RESUMO
O modo de disputa é frequentemente compreendido como técnica procedimental destinada a definir o momento em que as propostas ou os lances dos licitantes se tornam conhecidos. Essa compreensão, embora descreva parcela de seu funcionamento, revela-se insuficiente diante da estrutura normativa da Lei nº 14.133/2021. O presente artigo propõe uma reconstrução da natureza jurídica do instituto a partir da interpretação sistemática dos arts. 11, 13, 18, 56, 57, 59 e 64 da Lei, em diálogo com a teoria dos leilões, a assimetria informacional e a literatura especializada. Sustenta-se que o modo de disputa constitui instrumento jurídico de modelagem da competição, definido na fase preparatória, mediante o qual a Administração estrutura simultaneamente o procedimento competitivo, o regime de circulação das informações econômicas e os incentivos incidentes sobre o comportamento estratégico dos licitantes.

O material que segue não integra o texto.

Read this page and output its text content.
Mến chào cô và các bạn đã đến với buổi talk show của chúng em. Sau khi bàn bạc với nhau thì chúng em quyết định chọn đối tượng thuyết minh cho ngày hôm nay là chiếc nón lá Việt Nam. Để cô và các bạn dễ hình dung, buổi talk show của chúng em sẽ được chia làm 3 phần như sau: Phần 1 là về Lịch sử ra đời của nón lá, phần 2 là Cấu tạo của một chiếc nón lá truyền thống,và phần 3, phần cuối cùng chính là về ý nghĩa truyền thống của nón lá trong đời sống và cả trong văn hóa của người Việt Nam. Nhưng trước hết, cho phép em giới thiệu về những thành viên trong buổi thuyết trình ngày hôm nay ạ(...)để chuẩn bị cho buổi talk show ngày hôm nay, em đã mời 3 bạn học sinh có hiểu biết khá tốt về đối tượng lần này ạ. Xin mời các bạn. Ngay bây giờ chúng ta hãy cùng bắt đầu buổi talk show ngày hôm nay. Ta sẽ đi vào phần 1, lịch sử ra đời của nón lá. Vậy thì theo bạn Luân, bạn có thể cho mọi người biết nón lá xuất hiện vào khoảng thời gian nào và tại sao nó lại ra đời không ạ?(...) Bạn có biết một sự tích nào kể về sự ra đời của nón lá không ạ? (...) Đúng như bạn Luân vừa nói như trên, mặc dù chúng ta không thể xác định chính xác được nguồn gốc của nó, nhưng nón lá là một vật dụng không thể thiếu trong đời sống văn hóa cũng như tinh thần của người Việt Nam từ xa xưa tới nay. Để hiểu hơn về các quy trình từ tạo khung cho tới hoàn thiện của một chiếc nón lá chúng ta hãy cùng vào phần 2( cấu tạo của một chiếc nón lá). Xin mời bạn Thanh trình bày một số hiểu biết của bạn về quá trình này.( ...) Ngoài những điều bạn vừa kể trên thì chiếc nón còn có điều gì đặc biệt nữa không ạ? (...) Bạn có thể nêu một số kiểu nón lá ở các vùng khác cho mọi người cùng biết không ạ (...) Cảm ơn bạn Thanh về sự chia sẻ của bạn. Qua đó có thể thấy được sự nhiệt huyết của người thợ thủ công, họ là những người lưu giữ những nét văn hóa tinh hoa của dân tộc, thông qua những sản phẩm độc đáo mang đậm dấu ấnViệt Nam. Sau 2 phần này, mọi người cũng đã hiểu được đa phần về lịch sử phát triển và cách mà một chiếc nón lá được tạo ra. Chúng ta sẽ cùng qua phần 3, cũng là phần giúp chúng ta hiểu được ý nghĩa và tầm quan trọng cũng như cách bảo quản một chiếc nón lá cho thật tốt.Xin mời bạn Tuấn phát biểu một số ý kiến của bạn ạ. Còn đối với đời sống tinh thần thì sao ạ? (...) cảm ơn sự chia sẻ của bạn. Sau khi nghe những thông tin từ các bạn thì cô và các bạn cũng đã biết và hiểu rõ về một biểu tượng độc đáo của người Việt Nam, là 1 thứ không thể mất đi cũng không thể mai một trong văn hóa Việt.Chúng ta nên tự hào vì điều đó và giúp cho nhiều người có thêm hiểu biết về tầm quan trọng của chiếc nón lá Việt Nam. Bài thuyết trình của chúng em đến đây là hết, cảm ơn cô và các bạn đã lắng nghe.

Defende-se que, nos modos fechado e fechado-aberto, a etapa sigilosa pressupõe proposta previamente constituída, compreendendo os elementos técnico-econômicos exigidos pela lei e pelo edital, e que a posterior adequação da proposta ao resultado da disputa não se confunde com sua elaboração originária tardia.
Palavras-chave: Lei nº 14.133/2021. Modo de disputa. Proposta. Lances. Sigilo. Assimetria informacional. Competitividade.
1. INTRODUÇÃO
A Lei nº 14.133/2021 incorporou ao regime geral das contratações públicas os modos de disputa aberto e fechado, admitindo sua utilização isolada ou combinada. O art. 56 estabelece que, no aberto, os licitantes apresentam propostas por meio de lances públicos e sucessivos, enquanto, no fechado, as propostas permanecem em sigilo até a data e hora designadas para sua divulgação.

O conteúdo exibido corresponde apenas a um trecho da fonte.